The expression of the novel gene in various MS disease subgroups was also examined. Figures 11A-C show the level of expression in relapsing-remitting patients (RR MS, Figure 11A), secondary progressive patients (SP MS, Figure 11B), and primary progressive patients (PP MS, Figure 11C) compared to total MS patients and healthy subjects. The level of expression of the novel gene is high in both relapsing-remitting patients and secondary progressive patients. The data indicated a possible slight trend toward greater expression in secondary progressive patients over relapsing-remitting patients but the difference did not reach statistical significance. Blood samples from only two primary progressive patients were available. Levels of expression of the novel gene in these two patients were not different from healthy controls. Though greater sample numbers are needed to statistically confirm this finding, these data do support the hypothesis of a number of researchers that primary progressive MS is fundamentally different from relapsing forms of MS.
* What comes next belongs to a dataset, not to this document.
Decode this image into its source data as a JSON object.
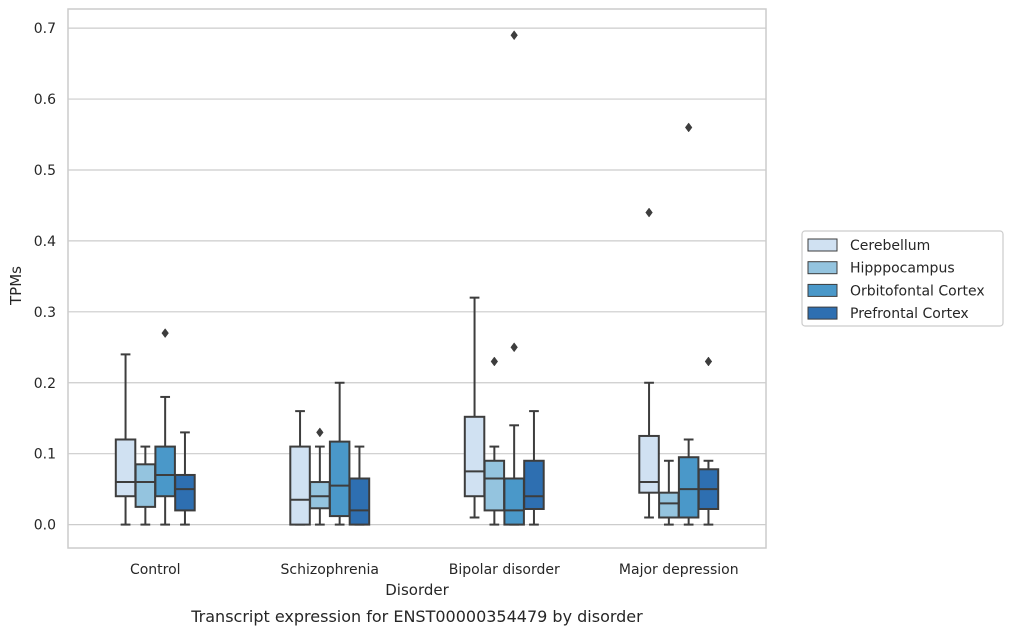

Interferon-P is used to treat MS. A cross-sectional analysis of expression of the novel gene in patients not on immunomodulatory treatment versus patients being treated with interferon-P was performed. (Figure 12). The patients on interferon-P expressed levels of this gene that were approximately the same as healthy controls. This suggests that interferon-P treatment reverses the abnormally high level of expression of this gene observed in untreated MS patients. Such data reinforce that idea that suppression of expression of the novel gene may be a useful therapeutic method for treating MS.
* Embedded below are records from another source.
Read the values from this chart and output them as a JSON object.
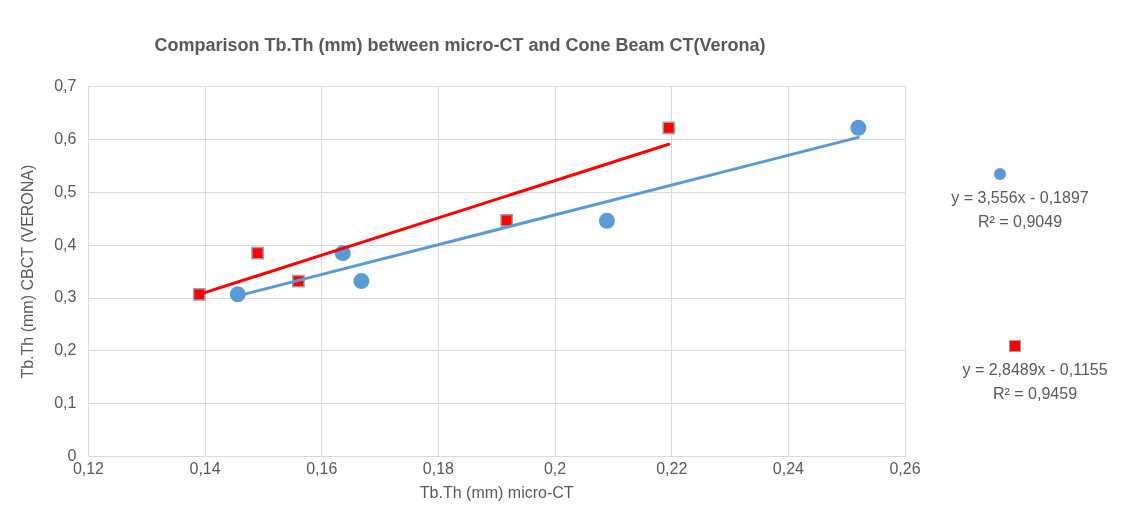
{
  "chart_data": {
    "type": "scatter",
    "title": "Comparison Tb.Th (mm) between micro-CT and Cone Beam CT(Verona)",
    "xlabel": "Tb.Th (mm) micro-CT",
    "ylabel": "Tb.Th (mm) CBCT (VERONA)",
    "series": [
      {
        "color": "#5b9bd5",
        "marker": "circle",
        "x": [
          0.1456,
          0.1636,
          0.1668,
          0.2089,
          0.252
        ],
        "values": [
          0.307,
          0.385,
          0.332,
          0.446,
          0.622
        ]
      },
      {
        "color": "#ff0000",
        "marker": "square",
        "x": [
          0.139,
          0.149,
          0.156,
          0.1917,
          0.2195
        ],
        "values": [
          0.307,
          0.385,
          0.332,
          0.447,
          0.622
        ]
      },
      {
        "type": "line",
        "color": "#5b9bd5",
        "marker": "none",
        "x": [
          0.1456,
          0.252
        ],
        "values": [
          0.304,
          0.604
        ]
      },
      {
        "type": "line",
        "color": "#ff0000",
        "marker": "none",
        "x": [
          0.139,
          0.2195
        ],
        "values": [
          0.307,
          0.591
        ]
      }
    ],
    "annotations": [
      "y = 3,556x - 0,1897",
      "R² = 0,9049",
      "y = 2,8489x - 0,1155",
      "R² = 0,9459"
    ],
    "xlim": [
      0.12,
      0.26
    ],
    "xticks": [
      {
        "value": 0.12,
        "label": "0,12"
      },
      {
        "value": 0.14,
        "label": "0,14"
      },
      {
        "value": 0.16,
        "label": "0,16"
      },
      {
        "value": 0.18,
        "label": "0,18"
      },
      {
        "value": 0.2,
        "label": "0,2"
      },
      {
        "value": 0.22,
        "label": "0,22"
      },
      {
        "value": 0.24,
        "label": "0,24"
      },
      {
        "value": 0.26,
        "label": "0,26"
      }
    ],
    "ylim": [
      0,
      0.7
    ],
    "yticks": [
      0,
      {
        "value": 0.1,
        "label": "0,1"
      },
      {
        "value": 0.2,
        "label": "0,2"
      },
      {
        "value": 0.3,
        "label": "0,3"
      },
      {
        "value": 0.4,
        "label": "0,4"
      },
      {
        "value": 0.5,
        "label": "0,5"
      },
      {
        "value": 0.6,
        "label": "0,6"
      },
      {
        "value": 0.7,
        "label": "0,7"
      }
    ],
    "grid": true
  }
}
A study was performed to screen for potential age-related alterations in gene expression. Figure 13 shows the data on subjects arrayed on the graph from youngest to oldest (left to right). These patients ranged in age from 20-59 for healthy controls and 28-61 for MS patients. No demonstrable age effect on the levels of expression of the novel gene in either healthy or MS patients.

As earlier studies with Northern blots indicated that the novel gene was differentially expressed in cancer cell lines compared to healthy cells, real-time PCR was also performed on a wide variety of transformed cell lines. Figure 14 shows the difference in expression of the novel gene among different cancer cell lines and reinforces that the present invention may be useful in diagnostic and therapeutic applications in cancer.
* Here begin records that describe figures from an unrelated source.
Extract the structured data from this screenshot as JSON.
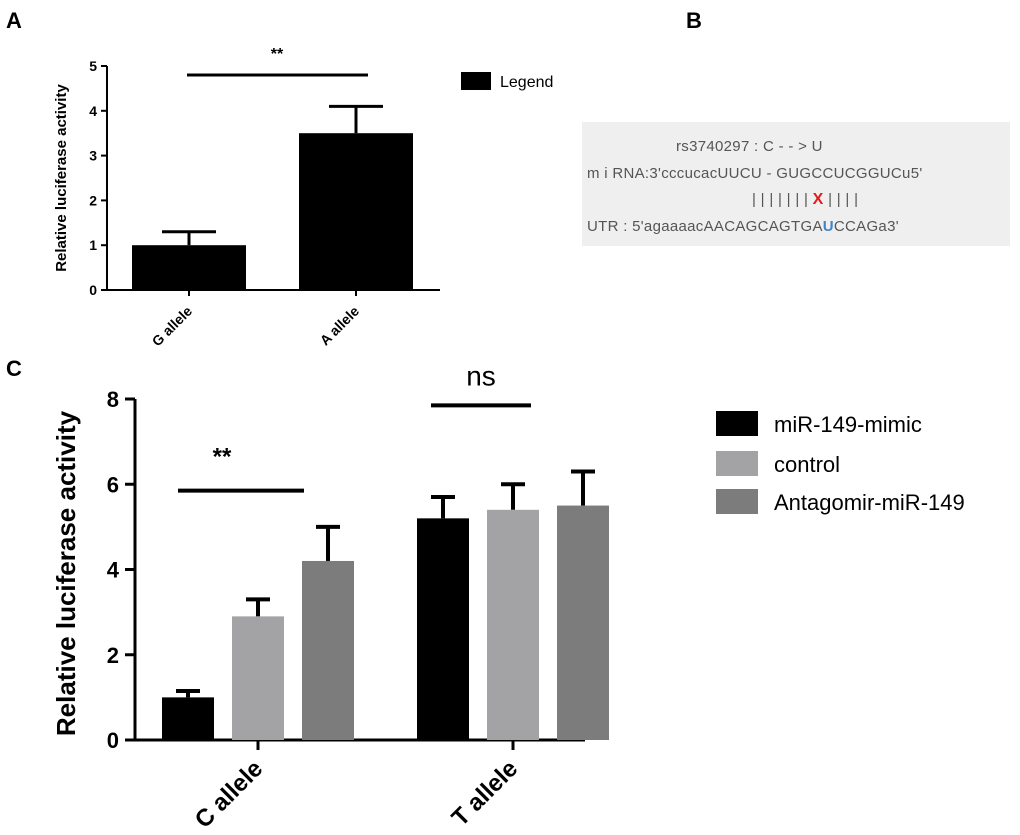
{
  "panels": {
    "a_label": "A",
    "b_label": "B",
    "c_label": "C"
  },
  "chart_data": [
    {
      "id": "A",
      "type": "bar",
      "categories": [
        "G allele",
        "A allele"
      ],
      "series": [
        {
          "name": "Legend",
          "values": [
            1.0,
            3.5
          ],
          "errors": [
            0.3,
            0.6
          ],
          "color": "#000000"
        }
      ],
      "ylabel": "Relative luciferase activity",
      "xlabel": "",
      "ylim": [
        0,
        5
      ],
      "yticks": [
        "0",
        "1",
        "2",
        "3",
        "4",
        "5"
      ],
      "significance": {
        "label": "**",
        "y": 4.8,
        "from": "G allele",
        "to": "A allele"
      },
      "legend_position": "top-right"
    },
    {
      "id": "C",
      "type": "bar",
      "categories": [
        "C allele",
        "T allele"
      ],
      "series": [
        {
          "name": "miR-149-mimic",
          "values": [
            1.0,
            5.2
          ],
          "errors": [
            0.15,
            0.5
          ],
          "color": "#000000"
        },
        {
          "name": "control",
          "values": [
            2.9,
            5.4
          ],
          "errors": [
            0.4,
            0.6
          ],
          "color": "#a3a3a6"
        },
        {
          "name": "Antagomir-miR-149",
          "values": [
            4.2,
            5.5
          ],
          "errors": [
            0.8,
            0.8
          ],
          "color": "#7c7c7c"
        }
      ],
      "ylabel": "Relative luciferase activity",
      "xlabel": "",
      "ylim": [
        0,
        8
      ],
      "yticks": [
        "0",
        "2",
        "4",
        "6",
        "8"
      ],
      "significance": [
        {
          "label": "**",
          "y": 5.85,
          "category": "C allele"
        },
        {
          "label": "ns",
          "y": 7.85,
          "category": "T allele"
        }
      ],
      "legend_position": "top-right"
    }
  ],
  "panel_b": {
    "snp": "rs3740297 :  C  - - >  U",
    "mirna_prefix": "m i RNA:3'cccucacUUCU - GUGCCUCGGUCu5'",
    "pairing": "| |    |    | |      | |",
    "mismatch": "X",
    "pairing_tail": "| | | |",
    "utr_prefix": "UTR :      5'agaaaacAACAGCAGTGA",
    "utr_variant": "U",
    "utr_suffix": "CCAGa3'",
    "mismatch_color": "#e31b1b",
    "variant_color": "#3d85c6"
  }
}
EXAMPLE 2 Using the cDNA sequence of SEQ ID NO: 1 or a fragment thereof, the cDNA can be in vitro transcribed and translated using, e. g. , the Promega TnT kit.

The resulting protein or polypeptide can be N-terminal amino acid sequenced.

The amino acid sequence will be readily deduced and can be purified using 2D gel electrophoresis. Vectors containing the novel cDNA can be transfected into various cellular systems to obtain large amounts of protein.

Once the protein or polypeptide is expressed in a cellular system, monoclonal or polyclonal antibodies can be raised using the entire protein sequence or a shorter polypeptide fragment.

Various cellular assays employing the polynucleotides, polypeptides, and/or immunoglobulins of the present invention can be used to screen for small molecules that affect the expression/function of the polynucleotide and/or polypeptide of the present invention as candidate compounds to treat autoimmune diseases or cancer. The design of such assays is well known in the art, and may include analysis of mRNA and/or protein expression.

While the invention has been described and illustrated herein by references to various specific material, procedures, and examples, it is understood that the invention is not restricted to the particular material, combinations of material, and procedures selected for that purpose. Numerous variations of such details can be implied and will be appreciated by those skilled in the art.

All references cited herein are hereby incorporated by reference in their entirety for all purposes. This application claims priority to U. S. provisional application 60/374,820, filed April 24,2002 ; the text of which is herein incorporated by reference in their entirety for all purposes.